How To Find a Great Startup Mentor - dennykmiu
http://www.readwriteweb.com/readwritestart/2010/01/how-to-find-a-great-startup-me.php

======
dennykmiu
This is a good read for any first-time entrepreneurs who often underestimate
the importance of having mentors. Interestingly my wife asks me the other day
whether or not I am "retired", "on a break", or just waiting for new
opportunities. To which I said I don't know. But what I do know is that I no
longer have the fire in my belly and until I get it back or until I meet
someone who has it, I am just whatever. It turns out that first-time
entrepreneurs also underestimate the importance of having conviction, and how
alluring and contagious that ball-of-fire can be to potential mentors.

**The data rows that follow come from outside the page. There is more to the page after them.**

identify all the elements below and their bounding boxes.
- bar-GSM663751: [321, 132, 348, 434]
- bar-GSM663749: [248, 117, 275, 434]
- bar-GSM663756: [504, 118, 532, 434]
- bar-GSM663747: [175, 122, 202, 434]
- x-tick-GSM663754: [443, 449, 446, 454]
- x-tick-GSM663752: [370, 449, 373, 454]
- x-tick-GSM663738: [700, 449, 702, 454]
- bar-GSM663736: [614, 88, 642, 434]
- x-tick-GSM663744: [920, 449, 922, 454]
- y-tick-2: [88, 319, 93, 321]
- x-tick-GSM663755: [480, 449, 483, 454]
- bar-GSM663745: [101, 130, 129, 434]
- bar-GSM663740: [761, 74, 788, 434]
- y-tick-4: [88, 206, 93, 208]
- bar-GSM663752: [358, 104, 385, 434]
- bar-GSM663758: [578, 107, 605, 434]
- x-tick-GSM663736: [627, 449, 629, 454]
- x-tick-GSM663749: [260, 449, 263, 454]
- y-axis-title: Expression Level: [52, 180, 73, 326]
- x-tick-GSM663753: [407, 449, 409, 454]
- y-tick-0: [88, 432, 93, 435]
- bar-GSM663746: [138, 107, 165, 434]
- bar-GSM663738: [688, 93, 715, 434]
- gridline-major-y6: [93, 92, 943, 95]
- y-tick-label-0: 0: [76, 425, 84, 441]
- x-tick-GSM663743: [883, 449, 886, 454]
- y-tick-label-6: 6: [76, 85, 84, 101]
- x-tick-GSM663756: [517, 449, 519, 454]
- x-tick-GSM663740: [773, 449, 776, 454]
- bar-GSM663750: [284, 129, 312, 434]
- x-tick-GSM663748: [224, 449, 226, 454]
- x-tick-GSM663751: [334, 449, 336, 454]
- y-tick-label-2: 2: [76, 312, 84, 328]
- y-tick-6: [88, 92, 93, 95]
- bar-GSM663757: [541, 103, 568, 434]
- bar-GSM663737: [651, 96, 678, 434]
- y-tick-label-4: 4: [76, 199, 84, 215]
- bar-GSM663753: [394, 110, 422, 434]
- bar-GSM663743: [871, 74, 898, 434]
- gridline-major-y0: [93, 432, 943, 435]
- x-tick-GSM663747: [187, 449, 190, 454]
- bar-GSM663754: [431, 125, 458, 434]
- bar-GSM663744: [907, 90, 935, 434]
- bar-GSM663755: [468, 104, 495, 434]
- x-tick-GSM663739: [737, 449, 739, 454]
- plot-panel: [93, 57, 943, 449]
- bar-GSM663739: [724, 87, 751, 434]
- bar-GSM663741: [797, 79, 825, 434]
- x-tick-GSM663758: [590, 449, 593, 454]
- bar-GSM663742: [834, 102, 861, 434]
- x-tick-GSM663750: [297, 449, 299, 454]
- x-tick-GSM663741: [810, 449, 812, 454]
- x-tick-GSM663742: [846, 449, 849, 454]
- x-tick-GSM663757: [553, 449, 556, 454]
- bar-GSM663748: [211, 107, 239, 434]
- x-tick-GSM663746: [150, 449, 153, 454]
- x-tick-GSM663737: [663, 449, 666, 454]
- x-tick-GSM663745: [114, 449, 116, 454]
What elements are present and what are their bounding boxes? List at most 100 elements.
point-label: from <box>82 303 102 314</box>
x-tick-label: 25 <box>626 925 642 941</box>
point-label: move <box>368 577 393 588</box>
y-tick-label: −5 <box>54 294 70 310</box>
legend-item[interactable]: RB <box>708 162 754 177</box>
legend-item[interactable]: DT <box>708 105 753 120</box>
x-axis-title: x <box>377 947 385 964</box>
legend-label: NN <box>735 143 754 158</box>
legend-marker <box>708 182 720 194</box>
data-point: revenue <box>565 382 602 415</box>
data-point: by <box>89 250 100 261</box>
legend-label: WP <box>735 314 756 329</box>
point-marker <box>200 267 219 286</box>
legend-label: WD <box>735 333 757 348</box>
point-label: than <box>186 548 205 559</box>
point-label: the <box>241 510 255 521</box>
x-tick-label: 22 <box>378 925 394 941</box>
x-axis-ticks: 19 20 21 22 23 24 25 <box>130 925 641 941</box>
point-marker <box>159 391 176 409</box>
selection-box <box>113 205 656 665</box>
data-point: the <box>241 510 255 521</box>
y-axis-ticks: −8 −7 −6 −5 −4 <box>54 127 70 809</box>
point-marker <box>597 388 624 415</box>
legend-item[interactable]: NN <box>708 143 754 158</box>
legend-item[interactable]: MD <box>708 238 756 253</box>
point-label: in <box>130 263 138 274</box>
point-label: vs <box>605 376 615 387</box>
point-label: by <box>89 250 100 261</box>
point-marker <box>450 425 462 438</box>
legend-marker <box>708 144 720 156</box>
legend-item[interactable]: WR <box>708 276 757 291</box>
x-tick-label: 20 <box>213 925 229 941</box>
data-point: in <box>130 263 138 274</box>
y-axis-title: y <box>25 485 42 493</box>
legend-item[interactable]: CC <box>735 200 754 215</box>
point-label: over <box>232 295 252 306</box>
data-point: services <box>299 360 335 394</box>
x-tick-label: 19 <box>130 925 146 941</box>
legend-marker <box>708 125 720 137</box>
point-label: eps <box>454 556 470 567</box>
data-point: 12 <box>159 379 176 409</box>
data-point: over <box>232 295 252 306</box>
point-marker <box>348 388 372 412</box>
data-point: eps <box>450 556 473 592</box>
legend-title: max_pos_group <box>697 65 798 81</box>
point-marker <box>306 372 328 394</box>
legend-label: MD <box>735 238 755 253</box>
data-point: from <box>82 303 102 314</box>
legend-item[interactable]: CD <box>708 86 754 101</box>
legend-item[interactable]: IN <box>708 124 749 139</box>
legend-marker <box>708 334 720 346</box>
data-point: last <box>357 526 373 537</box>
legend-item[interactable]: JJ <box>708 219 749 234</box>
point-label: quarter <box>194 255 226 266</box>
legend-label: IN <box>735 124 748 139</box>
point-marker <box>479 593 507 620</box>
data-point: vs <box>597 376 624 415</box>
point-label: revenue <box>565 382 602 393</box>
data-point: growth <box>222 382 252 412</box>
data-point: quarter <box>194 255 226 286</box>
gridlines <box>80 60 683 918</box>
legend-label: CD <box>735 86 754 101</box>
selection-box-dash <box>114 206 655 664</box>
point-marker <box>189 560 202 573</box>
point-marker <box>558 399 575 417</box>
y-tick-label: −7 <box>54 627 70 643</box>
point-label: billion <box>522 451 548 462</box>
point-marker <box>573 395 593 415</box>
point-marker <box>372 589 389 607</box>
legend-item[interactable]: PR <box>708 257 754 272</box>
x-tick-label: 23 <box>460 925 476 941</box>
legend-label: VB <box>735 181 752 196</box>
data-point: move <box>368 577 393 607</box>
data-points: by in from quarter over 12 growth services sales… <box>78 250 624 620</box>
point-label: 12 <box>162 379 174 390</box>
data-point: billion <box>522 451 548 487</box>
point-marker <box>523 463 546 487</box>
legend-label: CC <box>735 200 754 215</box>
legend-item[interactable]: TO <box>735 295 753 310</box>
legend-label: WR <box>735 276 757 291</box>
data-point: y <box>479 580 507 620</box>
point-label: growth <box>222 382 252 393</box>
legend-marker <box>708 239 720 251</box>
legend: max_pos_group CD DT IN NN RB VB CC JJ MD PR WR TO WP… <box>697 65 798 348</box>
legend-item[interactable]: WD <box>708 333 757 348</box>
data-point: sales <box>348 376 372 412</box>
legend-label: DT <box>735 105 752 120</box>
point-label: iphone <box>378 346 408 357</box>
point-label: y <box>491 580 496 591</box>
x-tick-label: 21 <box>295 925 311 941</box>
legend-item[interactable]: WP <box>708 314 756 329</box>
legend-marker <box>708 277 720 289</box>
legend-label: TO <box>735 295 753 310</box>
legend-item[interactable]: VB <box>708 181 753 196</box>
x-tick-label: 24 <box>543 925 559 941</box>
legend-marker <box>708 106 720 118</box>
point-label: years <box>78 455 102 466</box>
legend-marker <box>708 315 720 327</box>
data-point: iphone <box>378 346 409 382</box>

Years ago I met an older gentleman who obviously had a lot that I could learn
from and I was excited that he was willing to listen. But he told me that he
was busy and asked that I returned the following week. When I returned, he
said he had studied my presentation and thought that it had potential. More
importantly, he was interested in taking a closer look. Then he tossed my
business card across his desk and said, "If you want me to help you, you need
to change your business card. You are not the VP of Engineering, you are the
CEO. If you don’t believe in yourself, how do you expect others to believe in
you? Don’t waste my time if you are not willing to take charge of your dream."

This turns out to my most important lesson in selling, especially about
selling shit that I don't have. As Yoda would say, "Believe in the force or
not believe in the force, there is no try."